Application of a mild hydrothermal method to the synthesis of mixed transition-metal(II)/uranium(IV) fluorides

Single crystals of five transition metal uranium fluorides were obtained via the use of a mild hydrothermal route. Uranyl acetate was used as both the uranium source and the reducing agent for an in situ reduction of U(VI) to U(IV). The synthesized materials are present as both two- and three-dimensional structures and contain uranium in 9-fold coordination environments. Magnetic susceptibility measurements indicate that the reported materials remain paramagnetic down to 2 K, with no evidence for the existence of long-range magnetic ordering. Thermogravimetric analysis studies of the reported materials are also presented.

Breaking a Paradigm: Observation of Magnetic Order in the Purple U(IV) Phosphite: U(HPO3)2

The hydrothermal crystal growth of a new uranium phosphite, U(HPO3)2, is reported. This material was found to exhibit optical and magnetic properties not commonly observed in U(IV) containing materials, specifically purple coloration and low temperature magnetism. We discuss the synthesis, structure determination, and characterization of the title compound and comment on its optical, thermal, and magnetic properties.
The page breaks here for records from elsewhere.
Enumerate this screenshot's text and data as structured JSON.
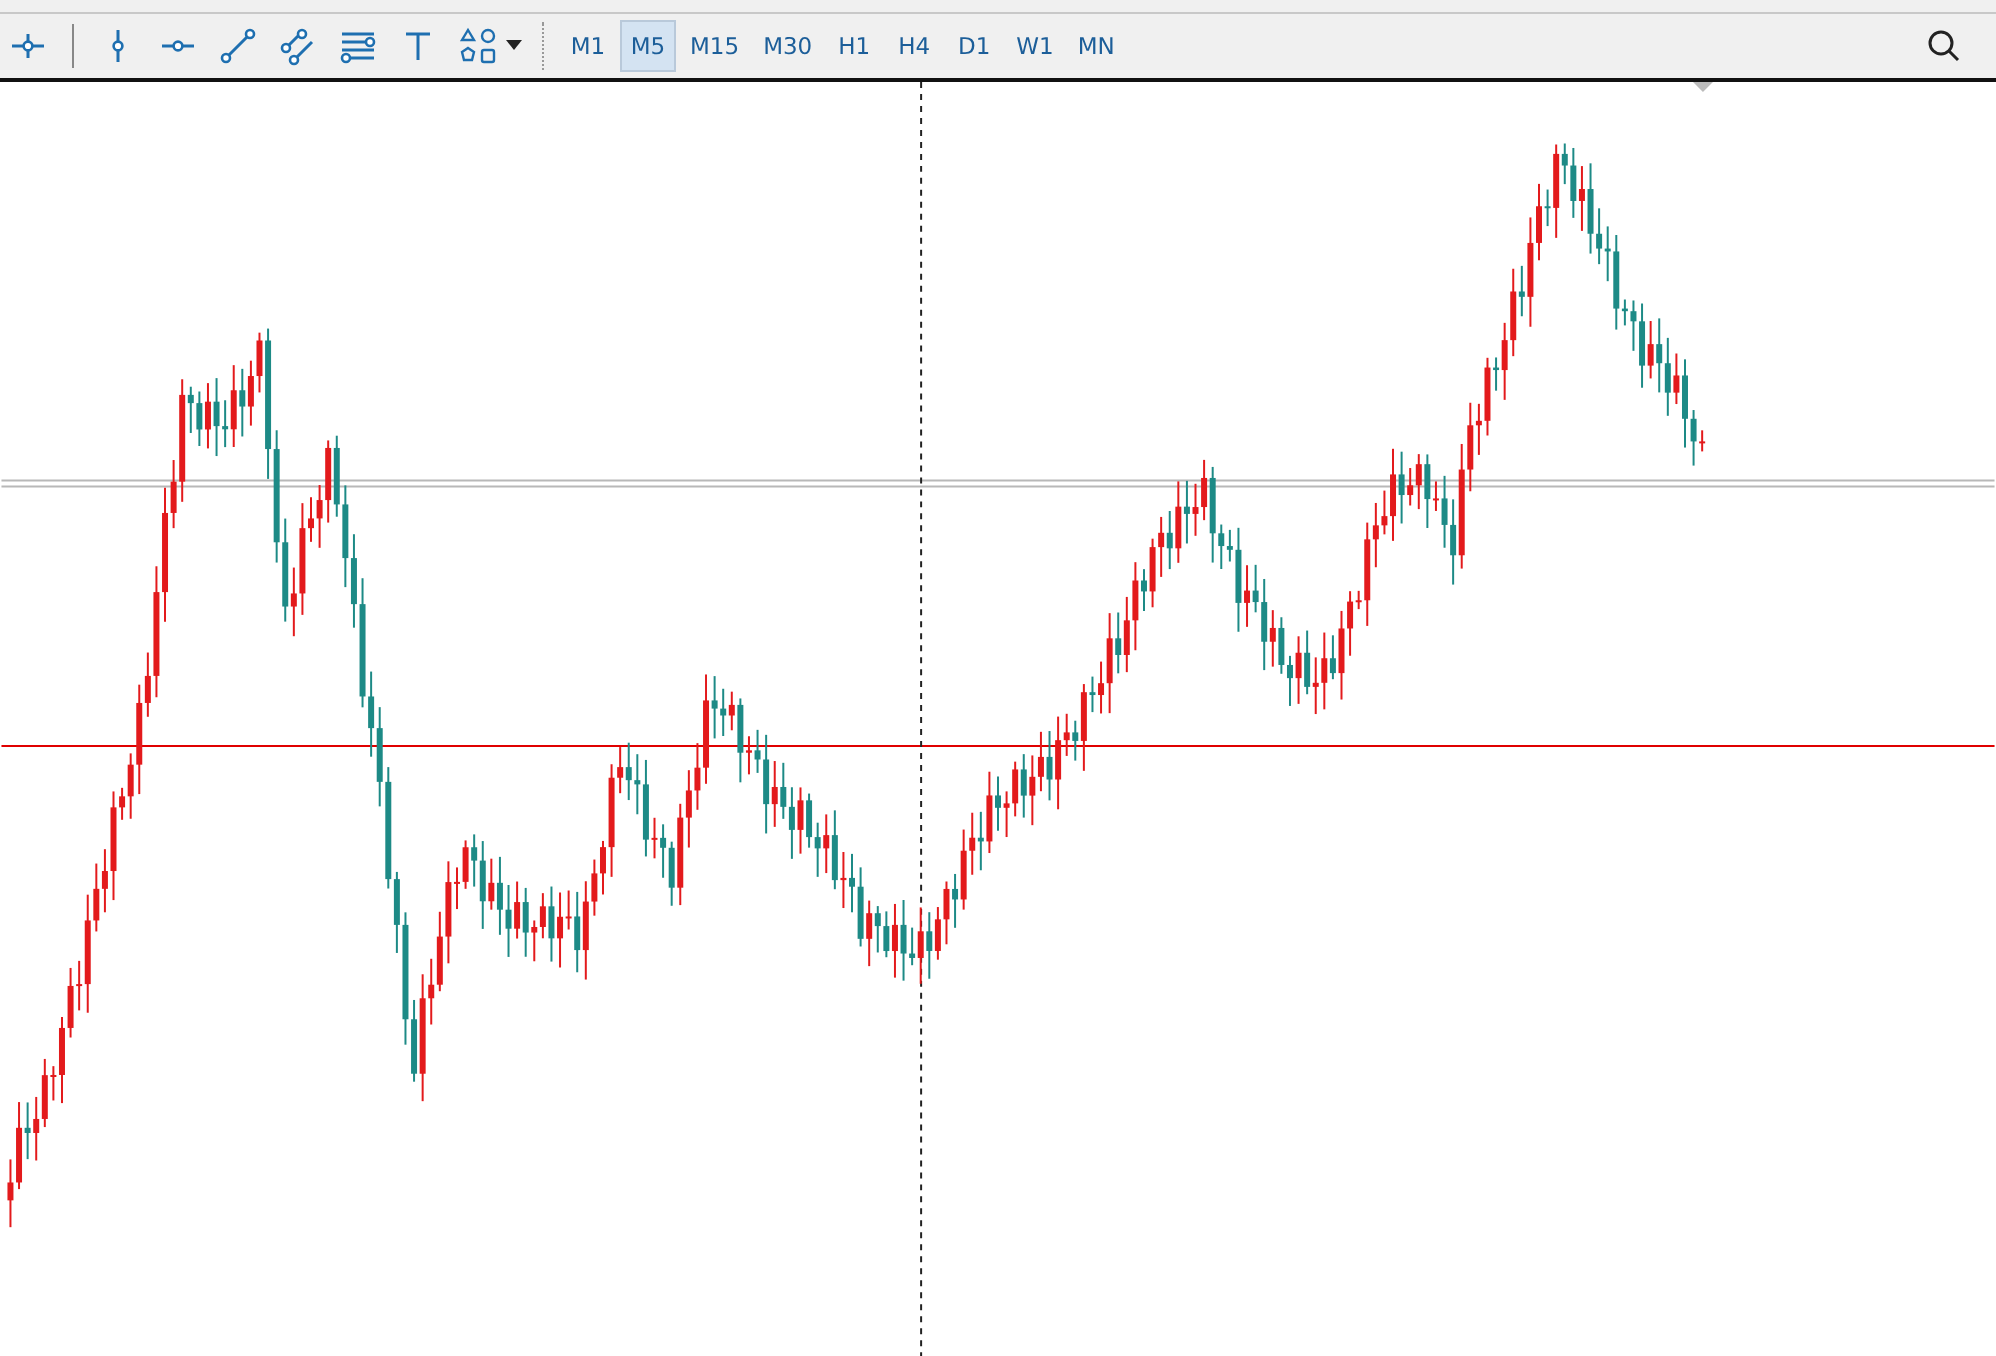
{
  "timeframes": [
    {
      "label": "M1",
      "selected": false
    },
    {
      "label": "M5",
      "selected": true
    },
    {
      "label": "M15",
      "selected": false
    },
    {
      "label": "M30",
      "selected": false
    },
    {
      "label": "H1",
      "selected": false
    },
    {
      "label": "H4",
      "selected": false
    },
    {
      "label": "D1",
      "selected": false
    },
    {
      "label": "W1",
      "selected": false
    },
    {
      "label": "MN",
      "selected": false
    }
  ]
}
The magnetic behavior is consistent with frustrated antiferromagnetism that arises from the hexagonal honeycomb lattice of U(IV) ions. This material gives rare evidence for U(IV) ions participating in magnetic order.

Supercritical synthesis and topological analysis of K5U5O17(OH)

High quality single crystals of the monoclinic phase K5U5O17(OH) were synthesized via a hydrothermal method utilizing the supercritical regime of water. The structure of K5U5O17(OH) is isotypic with the Na phase, Na5U5O17(OH), however crystallizes in a slightly different space group due to size effects. K5U5O17(OH) has the same sheet-anion structure as the Na analog, whose topology is analyzed here for the first time. K5U5O17(OH) shows fluorescence typical for uranyl species.